– А если засекут?
– Не засекут… – обронил Павел, прихватывая телефон.
Между насыпью кровли капонира и горкой приемопередающей кабины, была довольно уютная выемка в земле, заросшая густой травой. Даже теперь, когда еще свежая трава не пробилась, многолетний слой пружинил под ногами. С какой стороны ни подходи к станции, а пирующую компанию ни за что не разглядишь.
Лаук расстелил плащ-палатку, и на середину выставили бутылки, закуску. Откуда-то как призрак возник Котофеич. Кузьменко, случайно бросив взгляд назад, вдруг наткнулся на два глазища, горящих желтым светом, серьезно и хмуро глядящих на него. Он аж вздрогнул.
– Тьфу, леший!..
Павел проворчал:
– Это не леший, а Котофеич. Мой заместитель.
Кот деликатно уселся на плащ-палатку рядом с Павлом. Никанор деловито откупорил бутылку. Нарезая сало, Лаук со смехом сказал:
– Хорошо, когда появляются хитрые салаги…
– Это почему? – машинально спросил Никанор.
– Старичкам выпивку обеспечивают…
– Ну и что такого… – пожал плечами Никанор. – Положено. Да и за знакомство не грех… К тому же ребята не молодые, от стакана не окосеют.
На Сашку, видимо, опять накатило. С ним это иногда бывает.
– Подмазываются к нам, старикам. Не видишь, что ли?

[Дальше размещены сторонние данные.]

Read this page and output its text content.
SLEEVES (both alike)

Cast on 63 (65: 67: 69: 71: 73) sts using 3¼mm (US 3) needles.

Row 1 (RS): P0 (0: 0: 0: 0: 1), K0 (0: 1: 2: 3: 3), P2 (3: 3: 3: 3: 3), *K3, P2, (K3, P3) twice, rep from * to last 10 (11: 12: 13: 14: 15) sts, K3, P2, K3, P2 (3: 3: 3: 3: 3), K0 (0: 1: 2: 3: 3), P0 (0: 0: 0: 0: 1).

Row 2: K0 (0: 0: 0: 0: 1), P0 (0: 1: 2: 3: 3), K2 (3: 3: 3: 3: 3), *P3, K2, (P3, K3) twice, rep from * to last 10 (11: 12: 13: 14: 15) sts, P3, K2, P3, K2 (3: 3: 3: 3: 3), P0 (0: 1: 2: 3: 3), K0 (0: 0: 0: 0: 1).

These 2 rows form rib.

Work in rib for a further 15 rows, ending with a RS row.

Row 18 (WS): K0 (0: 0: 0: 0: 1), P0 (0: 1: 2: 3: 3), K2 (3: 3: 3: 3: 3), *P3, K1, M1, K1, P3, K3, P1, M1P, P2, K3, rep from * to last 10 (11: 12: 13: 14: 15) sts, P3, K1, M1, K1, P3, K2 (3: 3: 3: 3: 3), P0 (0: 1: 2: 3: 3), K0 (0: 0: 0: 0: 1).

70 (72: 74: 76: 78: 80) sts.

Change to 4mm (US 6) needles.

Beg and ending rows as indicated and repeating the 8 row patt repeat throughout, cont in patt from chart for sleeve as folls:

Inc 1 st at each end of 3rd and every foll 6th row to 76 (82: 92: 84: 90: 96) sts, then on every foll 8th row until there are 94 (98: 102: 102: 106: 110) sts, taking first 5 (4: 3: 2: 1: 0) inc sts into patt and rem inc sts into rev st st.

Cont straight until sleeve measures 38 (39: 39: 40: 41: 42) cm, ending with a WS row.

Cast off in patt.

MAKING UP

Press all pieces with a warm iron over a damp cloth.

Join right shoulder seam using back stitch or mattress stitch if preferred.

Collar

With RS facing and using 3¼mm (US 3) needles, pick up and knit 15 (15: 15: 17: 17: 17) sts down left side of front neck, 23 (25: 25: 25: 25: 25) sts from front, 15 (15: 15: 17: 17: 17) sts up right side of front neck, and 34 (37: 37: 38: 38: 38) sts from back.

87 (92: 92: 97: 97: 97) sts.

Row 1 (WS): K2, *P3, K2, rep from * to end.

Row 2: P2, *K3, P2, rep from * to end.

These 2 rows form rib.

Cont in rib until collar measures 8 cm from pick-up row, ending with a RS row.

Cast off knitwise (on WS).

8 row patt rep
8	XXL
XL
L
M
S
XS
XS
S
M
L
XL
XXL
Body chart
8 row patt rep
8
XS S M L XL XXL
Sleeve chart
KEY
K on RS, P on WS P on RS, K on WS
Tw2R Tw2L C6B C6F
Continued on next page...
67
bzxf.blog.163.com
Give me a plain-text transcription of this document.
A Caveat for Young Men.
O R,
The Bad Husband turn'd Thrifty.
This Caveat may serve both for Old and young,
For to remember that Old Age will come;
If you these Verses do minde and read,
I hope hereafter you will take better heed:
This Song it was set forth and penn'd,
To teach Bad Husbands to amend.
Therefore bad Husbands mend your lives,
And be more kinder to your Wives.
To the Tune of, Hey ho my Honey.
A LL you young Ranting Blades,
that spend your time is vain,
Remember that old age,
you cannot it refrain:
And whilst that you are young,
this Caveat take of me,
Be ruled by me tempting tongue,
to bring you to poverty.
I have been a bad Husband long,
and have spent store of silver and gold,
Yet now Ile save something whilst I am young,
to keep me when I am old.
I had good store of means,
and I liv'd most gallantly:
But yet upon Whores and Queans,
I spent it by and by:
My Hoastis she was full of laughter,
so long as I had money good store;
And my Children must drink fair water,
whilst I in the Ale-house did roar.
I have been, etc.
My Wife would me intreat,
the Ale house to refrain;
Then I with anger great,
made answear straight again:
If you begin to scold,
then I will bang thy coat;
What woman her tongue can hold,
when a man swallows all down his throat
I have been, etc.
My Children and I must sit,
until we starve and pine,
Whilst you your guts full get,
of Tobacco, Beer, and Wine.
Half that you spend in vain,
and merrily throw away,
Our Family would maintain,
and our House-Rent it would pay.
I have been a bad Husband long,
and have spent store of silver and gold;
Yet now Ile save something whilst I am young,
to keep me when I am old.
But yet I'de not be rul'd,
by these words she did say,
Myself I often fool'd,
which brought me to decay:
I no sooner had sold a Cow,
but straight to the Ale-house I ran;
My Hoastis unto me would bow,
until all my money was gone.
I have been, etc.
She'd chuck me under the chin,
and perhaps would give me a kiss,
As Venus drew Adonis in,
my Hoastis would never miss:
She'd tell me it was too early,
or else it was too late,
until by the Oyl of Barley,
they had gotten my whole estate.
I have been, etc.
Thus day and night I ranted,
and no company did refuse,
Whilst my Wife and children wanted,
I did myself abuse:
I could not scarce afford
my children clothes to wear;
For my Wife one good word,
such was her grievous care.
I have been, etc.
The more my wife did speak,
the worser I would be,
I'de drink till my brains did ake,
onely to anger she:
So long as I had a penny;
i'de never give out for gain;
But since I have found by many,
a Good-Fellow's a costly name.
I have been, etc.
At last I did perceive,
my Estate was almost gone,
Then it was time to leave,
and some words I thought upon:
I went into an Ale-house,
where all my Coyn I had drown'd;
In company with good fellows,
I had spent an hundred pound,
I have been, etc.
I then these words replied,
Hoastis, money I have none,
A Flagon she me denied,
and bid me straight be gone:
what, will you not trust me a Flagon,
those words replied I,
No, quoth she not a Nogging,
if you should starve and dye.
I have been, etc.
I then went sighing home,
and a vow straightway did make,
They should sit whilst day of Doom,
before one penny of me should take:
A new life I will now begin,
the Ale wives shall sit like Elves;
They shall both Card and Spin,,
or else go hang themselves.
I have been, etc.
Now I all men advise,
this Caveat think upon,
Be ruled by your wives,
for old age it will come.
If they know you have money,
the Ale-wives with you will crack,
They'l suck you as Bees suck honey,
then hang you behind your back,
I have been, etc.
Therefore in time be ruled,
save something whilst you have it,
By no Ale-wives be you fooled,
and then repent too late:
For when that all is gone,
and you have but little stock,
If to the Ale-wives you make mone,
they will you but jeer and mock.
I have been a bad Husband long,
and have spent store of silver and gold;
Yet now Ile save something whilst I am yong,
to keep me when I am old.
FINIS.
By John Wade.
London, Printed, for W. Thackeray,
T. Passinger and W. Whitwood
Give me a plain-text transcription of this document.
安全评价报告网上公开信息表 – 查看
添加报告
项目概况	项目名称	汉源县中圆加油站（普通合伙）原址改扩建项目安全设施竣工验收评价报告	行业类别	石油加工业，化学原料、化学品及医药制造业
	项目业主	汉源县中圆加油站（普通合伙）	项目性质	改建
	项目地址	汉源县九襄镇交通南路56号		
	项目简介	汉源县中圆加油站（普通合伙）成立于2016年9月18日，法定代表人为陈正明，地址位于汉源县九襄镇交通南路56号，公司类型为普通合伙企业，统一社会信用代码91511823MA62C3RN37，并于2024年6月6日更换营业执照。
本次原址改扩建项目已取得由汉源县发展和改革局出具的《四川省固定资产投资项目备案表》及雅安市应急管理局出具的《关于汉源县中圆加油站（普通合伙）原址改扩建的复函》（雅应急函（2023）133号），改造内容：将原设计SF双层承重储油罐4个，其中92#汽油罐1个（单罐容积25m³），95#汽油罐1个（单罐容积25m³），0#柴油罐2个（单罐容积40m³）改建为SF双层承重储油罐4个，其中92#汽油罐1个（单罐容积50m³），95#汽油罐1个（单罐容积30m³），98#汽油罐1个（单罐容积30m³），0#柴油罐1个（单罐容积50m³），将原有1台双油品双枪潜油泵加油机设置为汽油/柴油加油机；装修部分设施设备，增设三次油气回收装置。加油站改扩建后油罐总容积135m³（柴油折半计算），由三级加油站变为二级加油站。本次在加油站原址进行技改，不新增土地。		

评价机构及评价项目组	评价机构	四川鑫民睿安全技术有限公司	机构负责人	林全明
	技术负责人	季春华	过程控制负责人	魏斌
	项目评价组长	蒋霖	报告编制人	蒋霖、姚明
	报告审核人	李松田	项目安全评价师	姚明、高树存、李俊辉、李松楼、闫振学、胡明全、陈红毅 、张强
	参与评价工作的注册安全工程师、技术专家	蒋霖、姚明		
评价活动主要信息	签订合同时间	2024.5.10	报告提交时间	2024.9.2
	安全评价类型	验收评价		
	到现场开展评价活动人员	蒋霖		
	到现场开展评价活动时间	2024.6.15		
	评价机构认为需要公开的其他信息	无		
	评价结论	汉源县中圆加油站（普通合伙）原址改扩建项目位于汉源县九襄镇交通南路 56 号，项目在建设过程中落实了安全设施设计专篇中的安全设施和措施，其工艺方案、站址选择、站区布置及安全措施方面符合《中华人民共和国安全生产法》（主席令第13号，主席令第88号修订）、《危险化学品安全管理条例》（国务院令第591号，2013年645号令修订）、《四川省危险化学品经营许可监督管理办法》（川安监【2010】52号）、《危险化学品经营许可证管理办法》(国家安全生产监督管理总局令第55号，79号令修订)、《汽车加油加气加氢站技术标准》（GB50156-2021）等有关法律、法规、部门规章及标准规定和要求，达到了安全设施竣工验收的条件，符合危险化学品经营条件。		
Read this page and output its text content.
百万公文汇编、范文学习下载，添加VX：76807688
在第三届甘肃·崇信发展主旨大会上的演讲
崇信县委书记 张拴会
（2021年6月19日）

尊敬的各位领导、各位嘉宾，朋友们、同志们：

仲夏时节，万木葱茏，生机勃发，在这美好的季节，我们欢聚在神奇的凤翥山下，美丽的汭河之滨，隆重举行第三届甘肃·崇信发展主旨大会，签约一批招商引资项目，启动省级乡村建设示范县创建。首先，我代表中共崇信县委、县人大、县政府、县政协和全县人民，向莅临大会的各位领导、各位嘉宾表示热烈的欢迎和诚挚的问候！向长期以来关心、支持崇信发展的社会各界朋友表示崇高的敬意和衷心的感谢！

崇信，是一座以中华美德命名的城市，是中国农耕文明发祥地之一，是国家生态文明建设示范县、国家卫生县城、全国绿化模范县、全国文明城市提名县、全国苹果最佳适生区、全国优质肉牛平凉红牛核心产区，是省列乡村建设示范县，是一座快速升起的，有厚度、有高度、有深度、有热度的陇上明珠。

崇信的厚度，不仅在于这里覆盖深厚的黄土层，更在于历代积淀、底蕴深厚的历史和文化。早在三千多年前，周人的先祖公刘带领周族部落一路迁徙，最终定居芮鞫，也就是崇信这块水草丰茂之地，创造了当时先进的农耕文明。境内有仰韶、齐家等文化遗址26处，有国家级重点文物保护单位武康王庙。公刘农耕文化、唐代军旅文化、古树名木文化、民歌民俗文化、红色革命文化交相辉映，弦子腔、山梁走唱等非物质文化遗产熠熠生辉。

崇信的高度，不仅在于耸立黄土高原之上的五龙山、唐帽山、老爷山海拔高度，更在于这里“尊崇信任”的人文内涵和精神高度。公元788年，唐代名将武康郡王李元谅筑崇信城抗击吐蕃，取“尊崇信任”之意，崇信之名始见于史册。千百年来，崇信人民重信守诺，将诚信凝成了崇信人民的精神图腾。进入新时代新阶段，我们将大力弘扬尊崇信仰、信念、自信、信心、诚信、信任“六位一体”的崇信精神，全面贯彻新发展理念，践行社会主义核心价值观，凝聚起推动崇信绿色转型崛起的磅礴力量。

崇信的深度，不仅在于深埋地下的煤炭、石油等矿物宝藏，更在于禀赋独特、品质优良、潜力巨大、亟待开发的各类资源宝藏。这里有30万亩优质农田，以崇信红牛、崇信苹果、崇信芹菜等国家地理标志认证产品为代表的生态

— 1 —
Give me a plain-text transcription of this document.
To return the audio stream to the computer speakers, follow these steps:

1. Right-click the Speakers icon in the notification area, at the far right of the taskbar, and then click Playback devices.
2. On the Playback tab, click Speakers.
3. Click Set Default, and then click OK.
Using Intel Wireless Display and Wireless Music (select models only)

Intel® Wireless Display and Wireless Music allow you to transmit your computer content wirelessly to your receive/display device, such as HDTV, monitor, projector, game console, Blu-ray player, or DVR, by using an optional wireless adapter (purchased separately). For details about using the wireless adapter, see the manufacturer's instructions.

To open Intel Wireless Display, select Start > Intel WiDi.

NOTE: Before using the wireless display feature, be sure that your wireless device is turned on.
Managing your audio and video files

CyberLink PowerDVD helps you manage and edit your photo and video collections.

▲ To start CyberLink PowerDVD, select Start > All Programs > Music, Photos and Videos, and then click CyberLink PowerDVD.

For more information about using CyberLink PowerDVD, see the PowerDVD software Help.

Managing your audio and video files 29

– Ну, подмазываемся! – Задорожний исподлобья посмотрел на Лаука. – Мы не в том возрасте, чтобы от пацанов, на пять лет младше себя, терпеть всякое…
Кузьменко толкнул его в бок, испуганно посмотрел на Лаука и Павла.
– Ну, вот и прекрасно, – спокойно проговорил Сашка. – Вот и выпьем за то, чтобы всегда знать, кто есть кто…
Он опрокинул стакан в рот, шумно проглотил. Похрупывая крепеньким маринованным огурчиком, посмеиваясь, проговорил:
– Промахнулись вы, ребята, нет в нашей роте дедовщины.
– Везде есть, а у вас нет?.. – недоверчиво пробурчал еще не остывший Задорожний. – Парня в самоход, в магазин гоняли… А вдруг бы попался?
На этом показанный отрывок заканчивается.